A. Technika10 meiden Sara Voor Sara is gekozen omdat zij representatief is voor de andere meiden, wat betreft (carrière) interesses, deze liggen niet in de bètatechniek. Sara komt uit een gezin waarin twee culturen een rol spelen, de Iranese en de Nederlandse. Ook bij twee andere Technika10 meiden, spelen meerdere culturen een rol in het gezin. Mogelijk kiezen meiden met een dergelijke achtergrond eerder voor Technika10 omdat er geen mannen aanwezig zijn. Binnen het gezin van Sara lijkt techniek een kleine rol te spelen. Beide ouders hebben een sociaal beroep en zijn weinig met techniek bezig, terwijl het broertje juist veel met techniek doet. Sara gaf aan niet in techniek geïnteresseerd te zijn. Toch is zij bij Technika10 gegaan en heeft zij het daar naar haar zin gehad. Sara deed mee aan Technika10 omdat ze door een vriendin gevraagd werd. Wat Technika10 precies inhield leek hierbij een minder grote rol te spelen. Ook uit het antwoord dat Sara gaf op de vraag wat zij leuk vond aan Technika10 blijkt, dat het sociale aspect van Technika10 haar het meest aansprak: “De dingen die we gingen maken vond ik leuk. En je kon tussendoor gewoon kletsen en het was gezellig. Dat was denk ik het leukst.” Bij meerdere meiden was dit het geval. Meiden die vooral bij Technika10 gingen vanwege inhoudelijke redenen lijken ook meer geïnteresseerd te zijn in techniek en noemen het sociale aspect van Technika10 minder vaak als reden waarom zij het leuk vonden. Sara gaf echter ook aan dat ze het leuk vond om de werkstukken te maken. De interesse die hierdoor in techniek is ontstaan verminderde snel toen Sara naar de middelbare school ging. Het vak Techniek dat zij later op school kreeg vond, zij minder leuk. Hierover zei ze het volgende:
36
“Toen ik er net klaar mee was (Technika10) vond ik het allemaal wel leuk, maar toen kwam ik op school en toen vond ik het niet meer leuk.

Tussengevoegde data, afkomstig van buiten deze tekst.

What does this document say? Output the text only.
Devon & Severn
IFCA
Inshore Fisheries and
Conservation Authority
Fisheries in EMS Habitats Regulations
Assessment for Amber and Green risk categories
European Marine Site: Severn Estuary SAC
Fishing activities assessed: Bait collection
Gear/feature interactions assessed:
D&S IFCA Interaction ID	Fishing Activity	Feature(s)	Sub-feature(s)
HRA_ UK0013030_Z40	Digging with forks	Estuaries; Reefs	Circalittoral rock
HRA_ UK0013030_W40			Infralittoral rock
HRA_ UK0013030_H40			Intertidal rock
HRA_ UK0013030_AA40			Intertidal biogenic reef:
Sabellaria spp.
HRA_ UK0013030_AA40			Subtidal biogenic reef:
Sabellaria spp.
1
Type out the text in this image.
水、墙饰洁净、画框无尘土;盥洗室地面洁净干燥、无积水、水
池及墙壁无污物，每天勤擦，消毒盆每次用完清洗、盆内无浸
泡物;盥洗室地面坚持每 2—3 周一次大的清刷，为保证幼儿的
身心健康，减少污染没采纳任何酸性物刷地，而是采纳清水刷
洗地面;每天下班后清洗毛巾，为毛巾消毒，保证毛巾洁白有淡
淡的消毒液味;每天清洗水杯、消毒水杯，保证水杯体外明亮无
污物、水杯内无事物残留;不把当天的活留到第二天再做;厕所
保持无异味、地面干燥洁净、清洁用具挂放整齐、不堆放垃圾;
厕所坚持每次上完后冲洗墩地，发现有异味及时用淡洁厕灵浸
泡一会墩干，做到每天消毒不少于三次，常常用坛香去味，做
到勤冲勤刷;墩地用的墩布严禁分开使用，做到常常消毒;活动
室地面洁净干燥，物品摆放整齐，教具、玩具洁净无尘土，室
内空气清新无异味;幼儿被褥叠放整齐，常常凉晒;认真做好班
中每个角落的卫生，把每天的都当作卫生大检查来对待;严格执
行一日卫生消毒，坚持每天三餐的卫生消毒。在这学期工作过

Daar waren meer echt technische dingen wat ik minder leuk vond.” Twee andere meiden noemden ook, dat door de manier waarop techniek op school aangeboden werd, hun interesse hierin afnam. Één van hen, Nina, noemde techniek op school zelfs ‘verschrikkelijk’. Sara gaf aan dat zij het techniekaanbod op school interessanter zou vinden wanneer het meer vergelijkbaar was met Technika10. Eerder is al geschreven dat niet alleen de meiden beïnvloed moeten worden om hen meer deel te laten nemen aan bètatechniek, maar dat de sector zelf ook moet veranderen. Hierin lijkt een belangrijke rol weggelegd voor het techniekaanbod van het voortgezet onderwijs. Geconcludeerd kan worden dat Technika10 mogelijk voor meiden met een achtergrond waarin meerdere culturen een rol spelen extra aantrekkelijk is, omdat er geen mannen bij aanwezig zijn. Verder kwam naar voren dat wanneer een meisje vanwege sociale redenen bij Technika10 gaat, dit een voorspellende factor kan zijn voor haar latere interesse in techniek. Deze lijkt minder groot dan die van meiden die vanwege inhoudelijke redenen bij Technika10 gaan. Tot slot bleek uit de uitspraken van meerdere meiden dat niet alleen hun interesse in techniek afnam toen zij naar het voortgezet onderwijs gingen, maar zelfs dat hun houding tegenover techniek omsloeg van positief naar negatief. Hoe techniek aangeboden werd sprak de meiden helemaal niet aan. Wanneer de lessen meer hadden geleken op Technika10, was dit volgens Sara niet gebeurd.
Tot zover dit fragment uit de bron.